Recently, a counter movement against the renaming of buildings named after racists was started, mostly by Ann Coulter, to point out that the man Yale University is named after, Elihu Yale, made a large amount of money in the slave trade. Again, the response has been that this would be erasing history — from people who had no idea who Yale was named after until someone told them.
Or how about the recent attacks against Mount Rushmore. Recently, the official Twitter account for the Democratic Party said the following:
Trump has disrespected Native communities time and again. He’s attempted to limit their voting rights and blocked critical pandemic relief. Now he’s holding a rally glorifying white supremacy at Mount Rushmore — a region once sacred to tribal communities.
Now tell me, how many of the people mad at this Tweet actually know the history of Mount Rushmore? I doubt many, because a good amount of what the Tweet said was accurate.
Mount Rushmore, like it or not, was built on stolen Native American land — as in, land the United States federal government promised to never take away from Native Americans, but did anyway. Theodore Roosevelt was also only added because he was a buddy of the person who made it — I promise you, a large amount of people mad at this tweet do not know a single thing Theodore Roosevelt did during his administration.
What would it mean for history to be erased? I would assume it’s either used in:
- A literal context, where history is lost to time for one reason or another. The examples of this include any piece of lost media, rather in be in the form of movies, television episodes, or highly sexual letters from a former Vice President.
- A metaphorical context, where history is not impossible to get its hands on but has become so obscure someone looking for it is left with, at best, an unreliable source or, at worst, having to dig through pages and pages of search results in order to find the information being looked for.
The only one of these which makes any sense to reference is the second one, as all of the men who have had statues torn down still have full length books, documentaries, and internet pages on them. However, if the second one holds any weight of being possible, it happened a long time before the statues came down.
You might have seen a rant last week from Fox News host Tucker Carlson, where he specifically mentions the tearing down of the statue of Albert Pike. How many of Carlson’s fans do you think know who Albert Pike is? I assume few, considering his fans might find it weird that a man who promotes himself as a man of the people standing up against the evil globalist conspiracy — is defending the statue of a high-ranking Freemason.

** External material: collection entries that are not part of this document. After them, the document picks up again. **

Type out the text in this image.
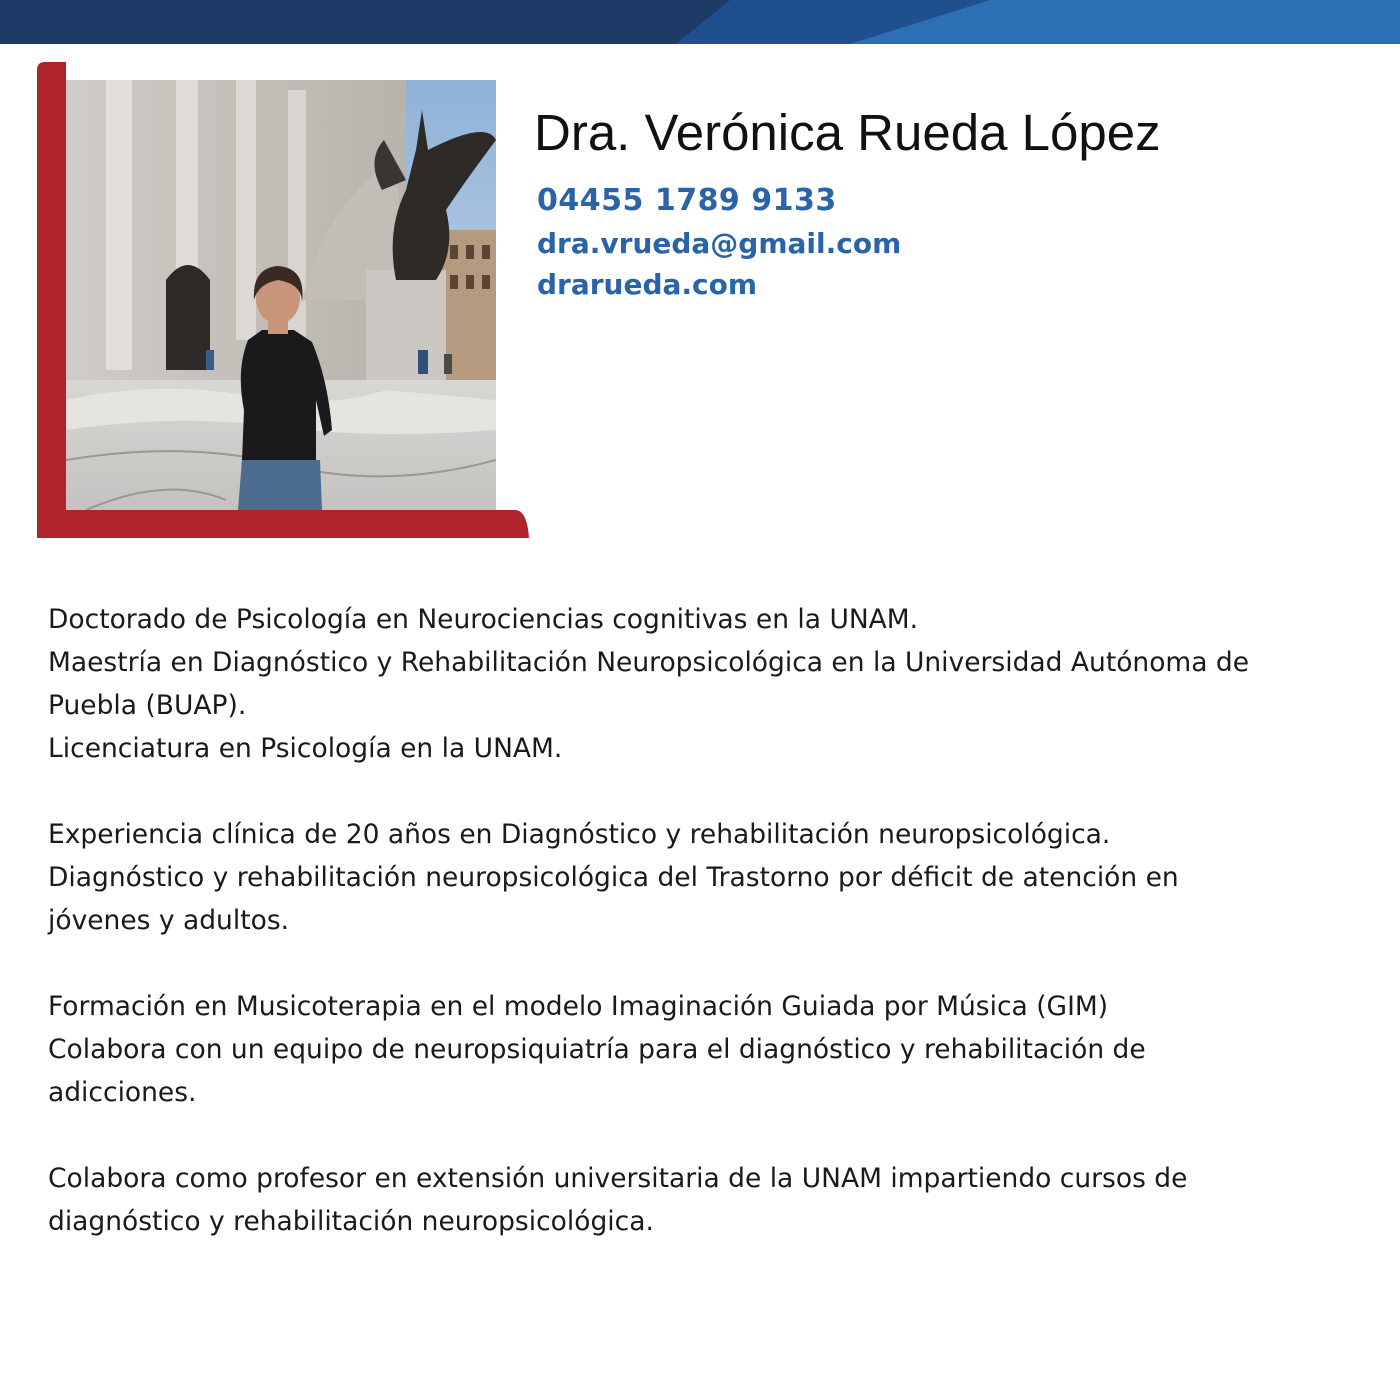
Dra. Verónica Rueda López
04455 1789 9133
dra.vrueda@gmail.com
drarueda.com

Doctorado de Psicología en Neurociencias cognitivas en la UNAM.
Maestría en Diagnóstico y Rehabilitación Neuropsicológica en la Universidad Autónoma de Puebla (BUAP).
Licenciatura en Psicología en la UNAM.

Experiencia clínica de 20 años en Diagnóstico y rehabilitación neuropsicológica.
Diagnóstico y rehabilitación neuropsicológica del Trastorno por déficit de atención en jóvenes y adultos.

Formación en Musicoterapia en el modelo Imaginación Guiada por Música (GIM)
Colabora con un equipo de neuropsiquiatría para el diagnóstico y rehabilitación de adicciones.

Colabora como profesor en extensión universitaria de la UNAM impartiendo cursos de diagnóstico y rehabilitación neuropsicológica.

For that matter, when a university wanted to rename something after former Vice President John Calhoun, most of the people angry at them had no idea who Calhoun was. Mostly because, if they did, they would know that Calhoun had almost no impact on history — outside of maybe a small impact on convincing the Confederacy to leave the Union.
We can talk about the rather history is being erased, but first, we must understand the basic impact on history each person we’re talking about has.